One-dozen U.S. land rigs left play for the week ending April 1, joined by two offshore units for a decline of 14 to 450 operating U.S. rigs (including 420 land-based units), according to Baker Hughes Inc.

Ten oil-directed rigs left U.S. activity, joined by four gas units. Three of the departing rigs were directionals, 13 were horizontals, but two vertical rigs returned to activity in the United States, Baker Hughes said.

The biggest loser among states was, again, Texas, but the Granite Wash of western Oklahoma and the Texas panhandle was the biggest loser among plays, taking a spot usually held by the Permian Basin or the Eagle Ford Shale.

The Granite Wash lost four rigs to end the week at four active. That’s down from 23 active rigs one year ago. Gas in the Granite Wash tends to be liquids-rich, with natural gas liquids and condensate typically accounting for 30-40% of well production. Just below the Granite Wash is the Atoka Wash, which has five intervals of its own but is more of a dry gas formation.

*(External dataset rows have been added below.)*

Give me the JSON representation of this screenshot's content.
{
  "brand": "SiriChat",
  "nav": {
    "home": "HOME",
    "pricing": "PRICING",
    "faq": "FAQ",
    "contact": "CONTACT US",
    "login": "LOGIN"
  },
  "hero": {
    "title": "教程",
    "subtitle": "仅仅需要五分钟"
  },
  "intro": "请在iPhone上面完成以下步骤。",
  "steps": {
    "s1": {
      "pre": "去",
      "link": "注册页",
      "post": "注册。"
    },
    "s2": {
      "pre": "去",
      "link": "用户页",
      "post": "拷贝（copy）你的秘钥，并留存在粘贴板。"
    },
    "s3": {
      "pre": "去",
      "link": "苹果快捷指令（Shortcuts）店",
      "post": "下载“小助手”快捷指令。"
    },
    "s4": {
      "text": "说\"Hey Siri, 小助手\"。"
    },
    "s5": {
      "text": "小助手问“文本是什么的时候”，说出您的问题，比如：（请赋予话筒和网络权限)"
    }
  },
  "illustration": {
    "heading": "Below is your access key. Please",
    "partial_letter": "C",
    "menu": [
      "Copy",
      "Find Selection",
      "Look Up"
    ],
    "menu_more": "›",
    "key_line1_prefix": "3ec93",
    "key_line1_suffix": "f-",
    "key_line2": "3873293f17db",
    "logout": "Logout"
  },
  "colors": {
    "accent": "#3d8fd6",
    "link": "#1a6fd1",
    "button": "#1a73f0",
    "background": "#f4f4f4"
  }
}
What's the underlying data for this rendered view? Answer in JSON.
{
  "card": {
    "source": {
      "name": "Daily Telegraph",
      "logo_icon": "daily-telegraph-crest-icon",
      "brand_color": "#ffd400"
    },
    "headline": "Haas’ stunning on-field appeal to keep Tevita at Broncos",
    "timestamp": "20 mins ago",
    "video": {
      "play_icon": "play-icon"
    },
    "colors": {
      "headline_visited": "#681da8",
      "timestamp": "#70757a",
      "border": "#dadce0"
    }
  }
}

Above the Granite Wash are several oilier intervals, most notably the Tonkawa, Cleveland, Hogshooter and the Marmaton, according to NGI’s North American Shale & Resource Plays 2016 Factbook.

In Canada, six natural gas-directed rigs left while all of the previous week’s operating oil rigs remained. At week’s end, there were 49 rigs running in Canada. That made for a decline in North American rigs of 20 units to rest at 499 operating.

The Railroad Commission of Texas (RRC) released its preliminary production numbers for January, which will be revised later (most likely upward) as more data is reported to the commission.

Preliminary January production was 76.06 million bbl of crude oil and 612.60 Bcf of natural gas from oil and gas wells. Production reported to the RRC for the same time period last year, January 2015, was 68.95 million bbl of crude oil (preliminary), updated to a current figure of 88.82 million bbl; and 607.63 Bcf of total gas (preliminary), updated to a current figure of 733.12 Bcf.

In the last 12 months, Texas production was 1.014 billion barrels of crude oil and 8.3 Tcf of total natural gas. Crude oil production reported is limited to oil produced from oil leases and does not include condensate, which is reported separately.

Texas production in January came from 182,212 oil wells and 89,559 gas wells.